Che ne è dell'italiano di oggi?
". Il primo segno- scrive Citati- è la scomparsa quasi completa delle lingue politiche: il democristiano e il sovietico" : oggi i politici usano un liguaggio più simile a quello dei loro ascoltatori; in televisione è comparso quel mostro linguistico dei talk-show, in cui chi polemizza, chi insulta, chi offende, chi dottoreggia, tutti cercano di strizzare l'occhio agli ascoltatori, non riuscendo tuttavia ad attrarre la loro simpatia, mentre nel frattempo si va diffondendo una sotto-lingua, come egli la definisce, ed è quella che possiamo trovare nelle scuole, dalle primarie all'università, in cui docenti e studenti producono un linguaggio che si inquina reciprocamente, dato che gli stessi docenti sono ormai inconsciamente influenzati dal lessico che emerge dagli elaborati dei loro studenti , con cui continuamente hanno a che fare, elaborati in cui si sconosce la punteggiatura, si passa da un errore ortografico ad un altro, si sconosce la maniera di esprimere anche i sentimenti più semplici( io ne ho fatto l'esperienza).

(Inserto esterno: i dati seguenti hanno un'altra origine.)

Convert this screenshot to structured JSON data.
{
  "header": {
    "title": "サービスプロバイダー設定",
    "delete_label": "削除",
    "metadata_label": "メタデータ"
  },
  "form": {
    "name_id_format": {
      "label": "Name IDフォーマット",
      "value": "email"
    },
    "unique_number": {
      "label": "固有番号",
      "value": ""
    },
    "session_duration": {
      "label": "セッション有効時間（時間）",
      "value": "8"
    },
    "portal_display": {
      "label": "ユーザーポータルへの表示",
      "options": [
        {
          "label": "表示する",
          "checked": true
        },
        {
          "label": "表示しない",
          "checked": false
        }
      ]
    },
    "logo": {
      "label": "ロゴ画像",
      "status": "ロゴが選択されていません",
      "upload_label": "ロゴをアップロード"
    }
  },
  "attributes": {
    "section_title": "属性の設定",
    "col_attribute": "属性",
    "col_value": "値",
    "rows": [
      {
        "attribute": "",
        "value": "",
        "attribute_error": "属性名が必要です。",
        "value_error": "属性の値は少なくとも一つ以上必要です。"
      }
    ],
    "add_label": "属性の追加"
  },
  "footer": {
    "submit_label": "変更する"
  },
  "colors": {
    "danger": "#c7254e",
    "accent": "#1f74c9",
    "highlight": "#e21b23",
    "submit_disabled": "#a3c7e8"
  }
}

Non è un caso che , in una famosa università di Torino, come lessi alcuni giorni fa, gli studenti iscritti al primo anno in Medicina, vengono sottoposti a corsi preparatori di lingua italiana, dato che,durante il periodo del corso di laurea essi non avranno più modo di colmare le lacune che si sono lasciati dietro nei precedenti anni scolastici.
Che fare allora? Il rimedio proposto è quello vecchio di sempre: la lettura ( di libri), perchè non è vero,prosegue Citati, che i nostri bambini cosiddetti "nativi digitali", non sapranno dedicare qualche ora del loro tempo alla lettura, sottraendola agli altri passatempi tecnologici, basta semplicemente che siano educati a fare ciò, e in questo la responsabilità ricade naturalmente sui genitori e sugli insegnanti.
3 commenti:
E' un post molto interessante. Condivido anche la conclusione. Quanto al far appassionare la prole alla lettura, avrei solo una domanda...COME? forse proibendo loro, nella maniera più assoluta, di leggere - potrebbe essere un'idea lol. Scusa l'ironia un po' amara, ma ammetto che non sono molto ottimista su questo.
Beh, più che le proibizioni secondo me funzionerebbe l'esempio:
vedere un genitore che legge e si appassiona alla lettura può spingere i ragazzi a fare altrettanto.Disseminando poi la casa di libri e giornali, in modo apparentemente casuale, farebbe il resto.
Bel post e ottima la conclusione: occorre abituare i giovanissimi a leggere e concordo con te sul valore dell'esempio, che è sempre la via migliore.